The right hand side does not grow by our convention, and the left hand side does not grow either because zero times anything is zero, or by convention when qi is also zero.

For equality to hold, we require:

1. ${\displaystyle {\frac {q_{i}}{p_{i}}}=1}$ for all ${\displaystyle i\in I}$ so that the approximation ${\displaystyle \ln {\frac {q_{i}}{p_{i}}}={\frac {q_{i}}{p_{i}}}-1}$ is exact.
2. ${\displaystyle \sum _{i\in I}q_{i}=1}$ so that equality continues to hold between the third and fourth lines of the proof.

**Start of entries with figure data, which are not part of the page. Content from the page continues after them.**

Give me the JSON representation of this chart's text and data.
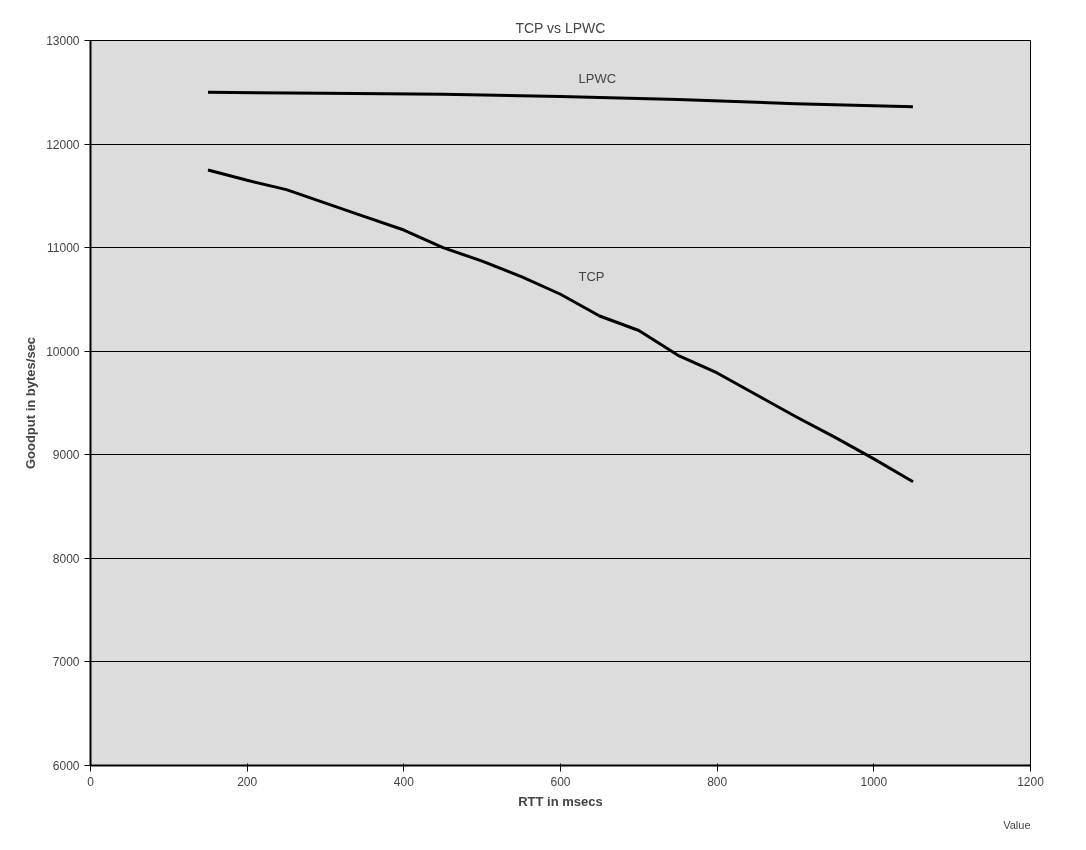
{
  "chart_data": {
    "type": "line",
    "title": "TCP vs LPWC",
    "xlabel": "RTT in msecs",
    "ylabel": "Goodput in bytes/sec",
    "series": [
      {
        "name": "LPWC",
        "color": "#000000",
        "x": [
          150,
          300,
          450,
          600,
          750,
          900,
          1050
        ],
        "values": [
          12500,
          12490,
          12480,
          12460,
          12430,
          12390,
          12360
        ]
      },
      {
        "name": "TCP",
        "color": "#000000",
        "x": [
          150,
          200,
          250,
          300,
          350,
          400,
          450,
          500,
          550,
          600,
          650,
          700,
          750,
          800,
          850,
          900,
          950,
          1000,
          1050
        ],
        "values": [
          11750,
          11650,
          11560,
          11430,
          11300,
          11170,
          11000,
          10870,
          10720,
          10550,
          10340,
          10200,
          9960,
          9790,
          9580,
          9370,
          9170,
          8960,
          8740
        ]
      }
    ],
    "annotations": [
      "Value"
    ],
    "xlim": [
      0,
      1200
    ],
    "xticks": [
      0,
      200,
      400,
      600,
      800,
      1000,
      1200
    ],
    "ylim": [
      6000,
      13000
    ],
    "yticks": [
      6000,
      7000,
      8000,
      9000,
      10000,
      11000,
      12000,
      13000
    ],
    "grid": "y",
    "legend": false,
    "marker": "none",
    "line_style": "solid"
  }
}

This can happen if and only if

${\displaystyle p_{i}=q_{i}}$

for i = 1, ..., n.

## Alternative proofs

The result can alternatively be proved using Jensen's inequality or log sum inequality. Below we give a proof based on Jensen's inequality:

Because log is a concave function, we have that:

${\displaystyle \sum _{i}p_{i}\log {\frac {q_{i}}{p_{i}}}\leq \log \sum _{i}p_{i}{\frac {q_{i}}{p_{i}}}=\log \sum _{i}q_{i}=0}$

Where the first inequality is due to Jensen's inequality, and the last equality is because ${\displaystyle q}$ is a probability distribution.

Further, because ${\displaystyle \log }$ is not linear, therefore by the equality condition of Jensen's inequality, we get equality when

${\displaystyle {\frac {q_{1}}{p_{1}}}={\frac {q_{2}}{p_{2}}}=\cdots ={\frac {q_{n}}{p_{n}}}}$

Suppose that this ratio is ${\displaystyle \sigma }$, then we have that

${\displaystyle 1=\sum _{i}q_{i}=\sum _{i}\sigma p_{i}=\sigma }$

Where we use the fact that ${\displaystyle p,q}$ are probability distributions. Therefore the equality happens when ${\displaystyle p=q}$.

## Corollary

The entropy of ${\displaystyle P}$ is bounded by:[1]:68

${\displaystyle H(p_{1},\ldots ,p_{n})\leq \log n.}$

The proof is trivial – simply set ${\displaystyle q_{i}=1/n}$ for all i.